Saturday, 24 September 2011

What use is a conker?

Conkers are funny things, aren't they? What is it that makes them so appealing when they are completely useless? Why do children (big and small) love collecting them with such enthusiasm?

I have pondered these questions this past fortnight as I have sat on my usual spot on the bench in the park whilst my girls have proudly brought me their collected conkers to show me. They are undoubtedly beautiful things, especially when first released from their prickly shells, all shiny and with their grain still showing. They feel lovely in the hand too and if you hold two or three of them you can't help but rotate them round and round in your hands.

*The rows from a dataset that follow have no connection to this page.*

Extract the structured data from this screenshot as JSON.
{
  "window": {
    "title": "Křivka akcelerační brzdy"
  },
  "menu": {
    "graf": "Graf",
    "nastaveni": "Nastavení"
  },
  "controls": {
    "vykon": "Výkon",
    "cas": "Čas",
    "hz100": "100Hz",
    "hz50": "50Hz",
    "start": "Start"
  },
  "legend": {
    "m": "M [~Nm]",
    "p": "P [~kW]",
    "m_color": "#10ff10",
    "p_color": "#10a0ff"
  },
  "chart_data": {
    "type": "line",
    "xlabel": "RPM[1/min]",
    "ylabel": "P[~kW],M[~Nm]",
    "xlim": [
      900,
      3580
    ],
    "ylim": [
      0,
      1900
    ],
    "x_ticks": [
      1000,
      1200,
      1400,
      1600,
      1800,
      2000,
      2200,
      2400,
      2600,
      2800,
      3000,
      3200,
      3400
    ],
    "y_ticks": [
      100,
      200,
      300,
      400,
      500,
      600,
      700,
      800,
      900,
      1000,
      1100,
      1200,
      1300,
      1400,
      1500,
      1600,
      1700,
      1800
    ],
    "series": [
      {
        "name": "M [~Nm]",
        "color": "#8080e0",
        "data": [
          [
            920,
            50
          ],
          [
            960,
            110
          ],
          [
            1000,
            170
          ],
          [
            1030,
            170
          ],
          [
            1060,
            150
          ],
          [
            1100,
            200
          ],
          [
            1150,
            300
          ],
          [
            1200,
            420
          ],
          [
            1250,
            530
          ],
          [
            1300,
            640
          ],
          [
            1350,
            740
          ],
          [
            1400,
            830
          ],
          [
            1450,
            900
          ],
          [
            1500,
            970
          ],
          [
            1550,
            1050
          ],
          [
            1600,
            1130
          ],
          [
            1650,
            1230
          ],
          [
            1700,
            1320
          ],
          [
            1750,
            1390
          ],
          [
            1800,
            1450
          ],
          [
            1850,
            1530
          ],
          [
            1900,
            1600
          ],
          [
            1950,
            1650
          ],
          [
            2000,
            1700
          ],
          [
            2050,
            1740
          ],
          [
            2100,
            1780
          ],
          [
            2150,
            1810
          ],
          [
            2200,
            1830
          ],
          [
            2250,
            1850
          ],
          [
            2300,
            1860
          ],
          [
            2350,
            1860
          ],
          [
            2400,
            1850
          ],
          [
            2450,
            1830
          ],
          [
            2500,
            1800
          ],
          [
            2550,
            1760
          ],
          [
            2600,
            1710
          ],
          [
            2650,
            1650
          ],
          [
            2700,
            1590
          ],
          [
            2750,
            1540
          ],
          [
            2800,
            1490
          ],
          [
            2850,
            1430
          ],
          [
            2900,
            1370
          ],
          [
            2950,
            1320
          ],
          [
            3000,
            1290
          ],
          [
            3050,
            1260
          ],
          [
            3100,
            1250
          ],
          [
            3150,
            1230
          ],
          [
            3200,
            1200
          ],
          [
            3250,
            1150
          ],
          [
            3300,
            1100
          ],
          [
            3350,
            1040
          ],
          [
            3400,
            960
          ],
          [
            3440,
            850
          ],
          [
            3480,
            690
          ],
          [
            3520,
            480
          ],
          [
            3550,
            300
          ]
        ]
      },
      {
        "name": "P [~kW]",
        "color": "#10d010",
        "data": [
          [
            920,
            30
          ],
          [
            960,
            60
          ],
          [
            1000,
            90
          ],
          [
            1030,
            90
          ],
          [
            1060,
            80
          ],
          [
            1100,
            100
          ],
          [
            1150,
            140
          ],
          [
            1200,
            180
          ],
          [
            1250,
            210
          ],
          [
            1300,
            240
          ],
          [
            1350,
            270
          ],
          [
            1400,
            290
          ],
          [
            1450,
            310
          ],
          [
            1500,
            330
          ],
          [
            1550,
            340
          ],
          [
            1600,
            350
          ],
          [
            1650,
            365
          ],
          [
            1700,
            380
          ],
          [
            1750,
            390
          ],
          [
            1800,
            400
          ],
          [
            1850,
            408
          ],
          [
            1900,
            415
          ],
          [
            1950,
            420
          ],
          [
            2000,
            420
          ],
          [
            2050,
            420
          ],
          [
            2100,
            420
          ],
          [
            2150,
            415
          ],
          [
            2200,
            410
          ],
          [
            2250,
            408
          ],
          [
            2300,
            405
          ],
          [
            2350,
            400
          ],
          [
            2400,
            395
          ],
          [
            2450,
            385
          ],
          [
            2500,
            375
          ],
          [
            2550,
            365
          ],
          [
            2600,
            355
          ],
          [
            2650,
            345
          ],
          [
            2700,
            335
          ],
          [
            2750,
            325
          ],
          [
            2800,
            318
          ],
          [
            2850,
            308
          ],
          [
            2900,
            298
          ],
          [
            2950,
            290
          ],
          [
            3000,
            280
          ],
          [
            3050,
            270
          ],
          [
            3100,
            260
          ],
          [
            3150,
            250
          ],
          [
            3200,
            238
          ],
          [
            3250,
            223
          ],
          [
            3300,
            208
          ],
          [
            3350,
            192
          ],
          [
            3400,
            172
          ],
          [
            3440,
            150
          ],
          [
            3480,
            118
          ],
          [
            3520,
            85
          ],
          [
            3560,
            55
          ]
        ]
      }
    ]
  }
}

There is no question of course that the girls will want to take them home. But what then? What can you do with conkers? With my hazelnut tree producing such a bountiful harvest of edible nuts it strikes me as a shame that conkers are not edible. Indeed, even squirrels don't seem to bother with them. In fact, if it weren't for children collecting them all up, the footpaths would be awash with conkers at this time of year.

So inevitably the conkers accumulate in the corner of the garden, eventually to rot.

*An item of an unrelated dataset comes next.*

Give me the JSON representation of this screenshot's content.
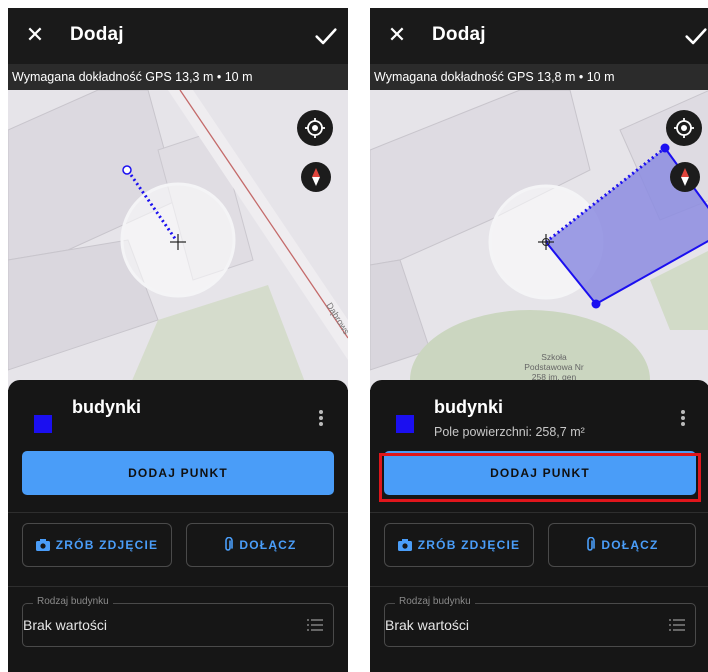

But then this week, one of my friends commented on the large numbers of spiders in her house at this time of year. It is the same here, as I imagine it is in everyone else's houses at this time of year - unless you have a cat, as I am told they enjoy these crunching snacks. Generally speaking I'm not that bothered by spiders. Having to remove their cobwebs is a nuisance but their fly catching abilities are useful, particularly in my household where the excessive amount of fruit and veg that passes through my kitchen leads to annoying fruit flies in the kitchen. They really are annoying actually. Within minutes of bringing in a punnet of raspberries from the allotment this afternoon, a cloud of fruit flies were circling above them. Then with the raspberries used up in a crumble, the fruit flies were left circling the kitchen for the rest of the afternoon. I have two sticky fly tapes up (not the most attractive addition to my kitchen, it has to be said) and one of those electric fly traps that kills flies with a satisfying zapping sound, yet still they circle. And right outside my kitchen window lives a big fat garden spider, getting bigger and fatter daily on a feast of flies. So I have a happy relationship with this spider but I'm not so keen on those great, big, enormous black things that suddenly appear from under the bookcase and scuttle across the living room carpet whilst we are watching TV of an evening. Steve has put 4 of them out this week and my eldest was somewhat alarmed to find a shed spider skin on the kitchen floor the other day as she was quick to realise that this merely meant that the spider was now BIGGER!!

So what has all this got to do with conkers? Well... in my friend's discussion about the spiders, I found out that there are quite a few people out there who firmly believe that scattering conkers around your house keeps spiders at bay. Apparently, they don't like the smell. Is this true? I don't know but it sounds like it is worth a try. So one of the jobs on my to-do list this weekend is to dust off the conker pile and scatter them under the book case, on the window sills and under my bed. An end to spiders in my house and a use for the conker - sounds good to me!